With these difficulties behind them, the operators turned their attention to planning for the process of station acquisition in the geostationary orbit and initial operations on station.
At altitudes only a few hundred kilometres below the geostationary ring, it takes several weeks for the satellite to drift once around the Earth. It is therefore important to avoid overshoot by tuning the drift rate to arrive at the designated station longitude (21.5 degrees East) just as the geostationary altitude is reached.
These orbital adjustments were made using small chemical propellant thrusters, activated for the first time since launch. The first thrust was performed successfully in December and two more in January, slowing the drift rate to a few degrees/day as the satellite made its last pass over Europe to arrive at its working position in geostationary orbit.
When the last manoeuvre was performed on 31 January it was an emotional moment. From the attitude control mode which had sustained the ion thrusting for so long, the satellite was turned to point to earth for normal operations and the ion thrusters themselves were the toast of the day. Ground controllers were able to stand down the network of ground stations around the world that had helped in commanding the satellite.
Now on station, Artemis will function as originally planned and there is sufficient chemical propellant for 10 years’ operation.
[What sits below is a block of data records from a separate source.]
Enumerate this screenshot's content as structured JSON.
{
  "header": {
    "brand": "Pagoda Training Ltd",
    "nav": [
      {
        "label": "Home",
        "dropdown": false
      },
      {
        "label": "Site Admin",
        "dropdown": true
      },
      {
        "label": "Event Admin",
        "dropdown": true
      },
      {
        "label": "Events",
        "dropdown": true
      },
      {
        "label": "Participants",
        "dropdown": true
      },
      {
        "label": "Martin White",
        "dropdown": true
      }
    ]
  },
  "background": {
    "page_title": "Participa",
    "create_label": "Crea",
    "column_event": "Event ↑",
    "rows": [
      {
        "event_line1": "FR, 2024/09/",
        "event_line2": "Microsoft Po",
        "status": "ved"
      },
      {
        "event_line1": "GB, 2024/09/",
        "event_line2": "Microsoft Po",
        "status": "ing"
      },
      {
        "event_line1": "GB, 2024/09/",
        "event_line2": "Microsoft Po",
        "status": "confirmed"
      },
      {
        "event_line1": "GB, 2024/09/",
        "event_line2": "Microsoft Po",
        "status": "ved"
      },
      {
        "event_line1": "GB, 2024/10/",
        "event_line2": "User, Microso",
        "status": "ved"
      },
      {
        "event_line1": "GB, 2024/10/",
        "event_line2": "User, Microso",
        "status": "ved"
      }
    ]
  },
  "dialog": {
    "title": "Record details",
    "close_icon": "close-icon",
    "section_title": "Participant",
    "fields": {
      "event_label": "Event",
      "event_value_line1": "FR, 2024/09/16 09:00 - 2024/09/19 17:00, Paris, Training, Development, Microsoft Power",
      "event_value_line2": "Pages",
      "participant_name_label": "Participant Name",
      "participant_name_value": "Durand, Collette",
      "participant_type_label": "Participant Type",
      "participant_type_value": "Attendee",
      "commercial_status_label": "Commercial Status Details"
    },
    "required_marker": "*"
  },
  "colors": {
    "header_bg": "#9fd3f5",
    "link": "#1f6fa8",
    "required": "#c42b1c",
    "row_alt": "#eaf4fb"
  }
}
Artemis arrives on station just when a significant community of users is waiting for it. During its first few weeks in nominal orbit, an exhaustive check-out of the Artemis payloads has taken place using the In-Orbit Test facilities at Redu, Belgium. All payloads are performing well and the first optical link with SPOT-4 has also been established.
The satellite can now be made available to serve its first users: SPOT4, Envisat, EGNOS and Eutelsat/Telespazio. A preparatory test will also be made with NASDA’s Earth observation mission ADEOS-II. Other users planning to use Artemis in future include ESA's Automated Transfer Vehicle and Columbus elements of the International Space Station.
Not only has Artemis clocked up a number of unique first-time applications during its recovery action - first optical inter-orbit satellite link; first major reprogramming of a telecommunications satellite; first orbital transfer to geostationary orbit using ion propulsion; longest ever operational drift orbit - but it will provide the promotional opportunity and stimulus for future European data relay services. A promising future for this incredible mission!